Devrinin süper gücü olduğu halde bu gücü dünya barışının sağlanmasında kullanan Osmanlı’nın geniş bir coğrafyada tesis ettiği barışın ne anlama geldiği gün geçtikçe daha iyi anlaşılmaktadır.
Bunları anlamaya başladığımızda Siyonizm’in neden Osmanlıyı yıkma planları içinde olduğunu da çok daha iyi anlıyoruz.
Osmanlı yöneticileri hâkimiyetleri altında bulunan hiç bir etnik azınlığa zorlama etmeyerek kendi inançları doğrultusunda yaşamalarını temin etmiştir.
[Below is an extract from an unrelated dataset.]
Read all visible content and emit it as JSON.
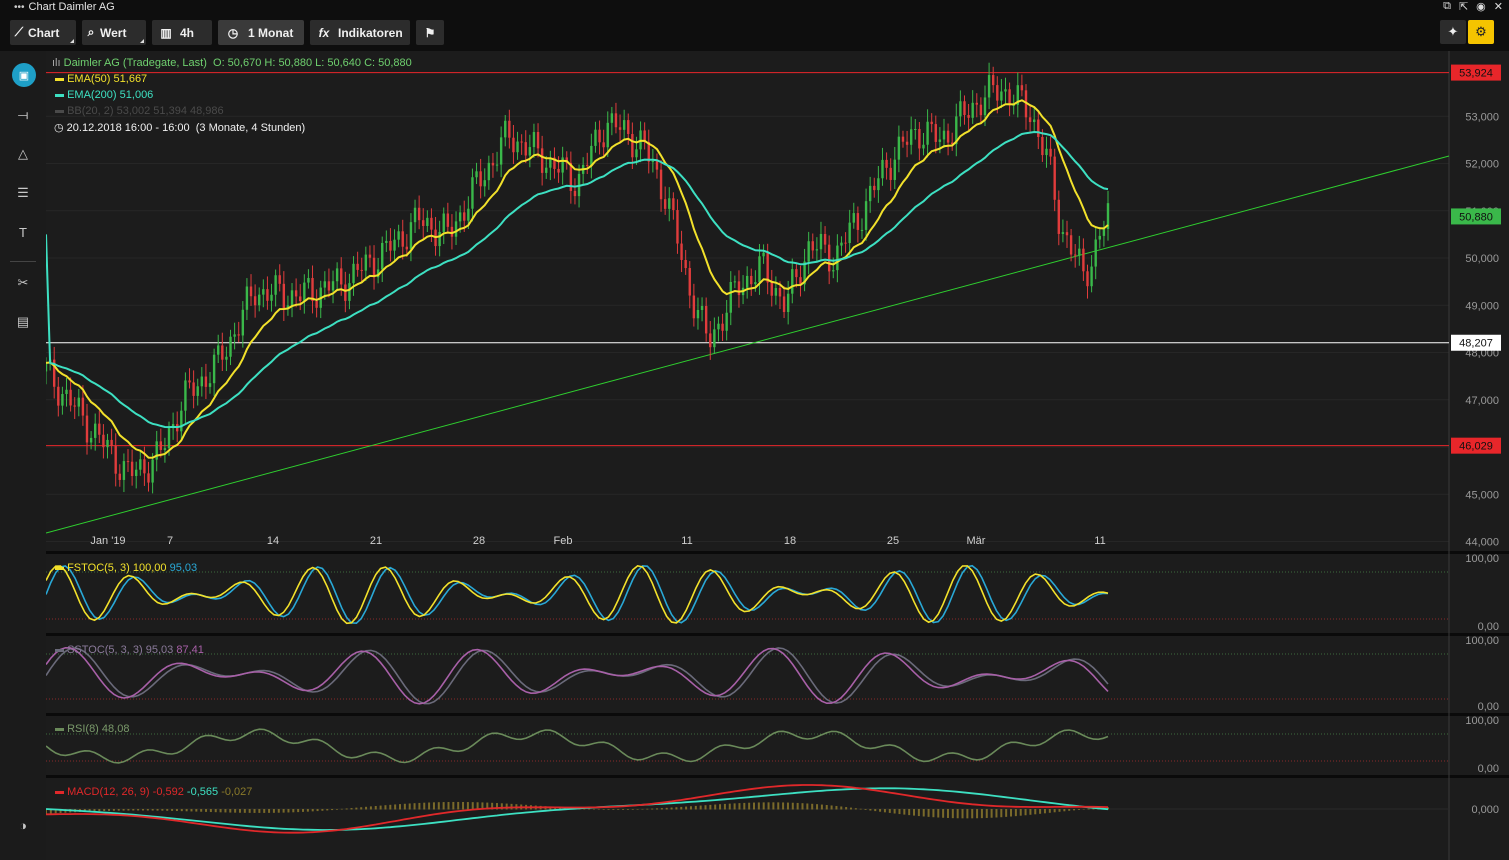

Zira bu tutum İslam’ın temel bir ilkesi idi ve İslam’ın tanıdığı haklar içerisinde yer alıyordu.
712. yılında Osmanlı’yı anarken gurur duyduğumuzu tarihe sayısız başarılar bırakan böyle bir devletin böyle bir ecdadın torunları olduğumuz için onur duyuyoruz.” (s)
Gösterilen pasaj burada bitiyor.